For spores Bacillus subtilisThe solution is easy: It matters.
These “living rocks” sense it’s time to revive, or germinate, by essentially counting how often they encounter nutrients, researchers report in a new study in the Oct. 7 Science.
“They appear to have literally no measurable biological activity,” says Gürol Süel, a microbiologist at the University of California, San Diego. But Süel and his colleagues knew that spores’ cores contain positively charged potassium atoms, and because these atoms can move around without the cell using energy, the team suspected that potassium could be involved in shocking the cells awake.
The team is exposed B. subtilisTo track the movement and distribution of potassium from the core, spores were transformed into nutrients using colorful dyes. As the core was exposed to more potassium, its electrical charge changed to be more negatively with each exposure. Once the spores’ cores were negatively charged enough, germination was triggered, like a champagne bottle finally popping its cork. Different spores have different exposure requirements to trigger germination. Just like corks that require more twisting to pop, so does the number of exposures required to trigger germination. Spores whose potassium movement was hamstrung showed limited change in electric charge and were less likely to “pop” back to life no matter how many nutrients they were exposed to, the team’s experiments showed.
The tree of Life is affected by changes to the electrical charge of cells. They are crucial for everything, from the ability to send messages between brain cells to one another to the ability to detect when they stop communicating with each other. Snapping a Venus flytrap (SN: 10/14/20). Finding that spores also use electrical charges to set their wake-up calls excites Süel. “You want to find principles in biology,” he says, “processes that cross systems, that cross fields and boundaries.”
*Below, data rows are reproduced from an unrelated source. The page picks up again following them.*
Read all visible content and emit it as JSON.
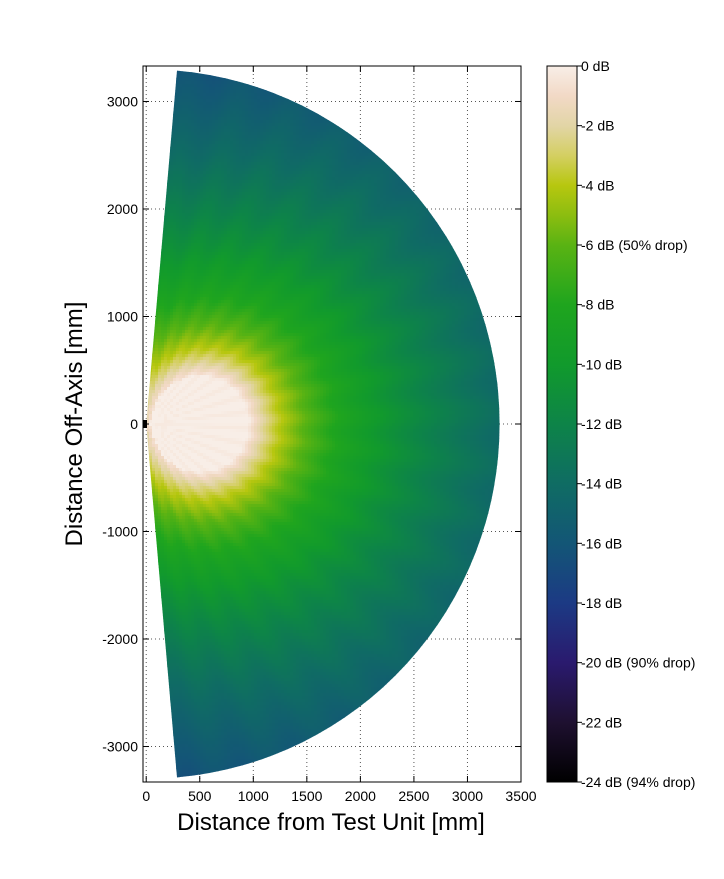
{
  "chart_data": {
    "type": "heatmap",
    "title": "",
    "xlabel": "Distance from Test Unit [mm]",
    "ylabel": "Distance Off-Axis [mm]",
    "xlim": [
      -30,
      3500
    ],
    "ylim": [
      -3330,
      3330
    ],
    "x_ticks": [
      {
        "value": 0,
        "label": "0"
      },
      {
        "value": 500,
        "label": "500"
      },
      {
        "value": 1000,
        "label": "1000"
      },
      {
        "value": 1500,
        "label": "1500"
      },
      {
        "value": 2000,
        "label": "2000"
      },
      {
        "value": 2500,
        "label": "2500"
      },
      {
        "value": 3000,
        "label": "3000"
      },
      {
        "value": 3500,
        "label": "3500"
      }
    ],
    "y_ticks": [
      {
        "value": 3000,
        "label": "3000"
      },
      {
        "value": 2000,
        "label": "2000"
      },
      {
        "value": 1000,
        "label": "1000"
      },
      {
        "value": 0,
        "label": "0"
      },
      {
        "value": -1000,
        "label": "-1000"
      },
      {
        "value": -2000,
        "label": "-2000"
      },
      {
        "value": -3000,
        "label": "-3000"
      }
    ],
    "grid": true,
    "grid_style": "dotted",
    "field": {
      "max_radius": 3300,
      "max_angle_deg": 85,
      "hot_spot_center": [
        500,
        0
      ],
      "hot_spot_radius": 450
    },
    "colorbar": {
      "range": [
        -24,
        0
      ],
      "ticks": [
        {
          "value": 0,
          "label": "0 dB"
        },
        {
          "value": -2,
          "label": "-2 dB"
        },
        {
          "value": -4,
          "label": "-4 dB"
        },
        {
          "value": -6,
          "label": "-6 dB (50% drop)"
        },
        {
          "value": -8,
          "label": "-8 dB"
        },
        {
          "value": -10,
          "label": "-10 dB"
        },
        {
          "value": -12,
          "label": "-12 dB"
        },
        {
          "value": -14,
          "label": "-14 dB"
        },
        {
          "value": -16,
          "label": "-16 dB"
        },
        {
          "value": -18,
          "label": "-18 dB"
        },
        {
          "value": -20,
          "label": "-20 dB (90% drop)"
        },
        {
          "value": -22,
          "label": "-22 dB"
        },
        {
          "value": -24,
          "label": "-24 dB (94% drop)"
        }
      ],
      "colormap": [
        {
          "value": 0,
          "color": "#f8eee7"
        },
        {
          "value": -1,
          "color": "#f2d9c6"
        },
        {
          "value": -2,
          "color": "#e2d5a6"
        },
        {
          "value": -3,
          "color": "#d4cf62"
        },
        {
          "value": -4,
          "color": "#b7c70f"
        },
        {
          "value": -5,
          "color": "#8cbd10"
        },
        {
          "value": -6,
          "color": "#5ab313"
        },
        {
          "value": -8,
          "color": "#1fa51e"
        },
        {
          "value": -10,
          "color": "#119a2c"
        },
        {
          "value": -12,
          "color": "#0d8448"
        },
        {
          "value": -14,
          "color": "#0f6c63"
        },
        {
          "value": -16,
          "color": "#135676"
        },
        {
          "value": -18,
          "color": "#1c3a84"
        },
        {
          "value": -20,
          "color": "#2a1a6e"
        },
        {
          "value": -22,
          "color": "#1e1030"
        },
        {
          "value": -24,
          "color": "#000000"
        }
      ]
    }
  }
}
Spores are fascinating for their extreme biology and practical applications. Some “can cause some rather nasty things” from food poisoning to anthrax, says Setlow, who was not involved in the study. Understanding spores’ germination may help us bring them back to health.
Still, there are many unanswered questions about the “black box” of how spores start germination, like whether it’s possible for the spores to “reset” their potassium count. “We really are in the beginnings of trying to fill in that black box,” says Kaito Kikuchi, a biologist now at Reveal Biosciences in San Diego who conducted the work while at University of California, San Diego. However, it is exciting to discover how spores track their environment when they are dead or alive.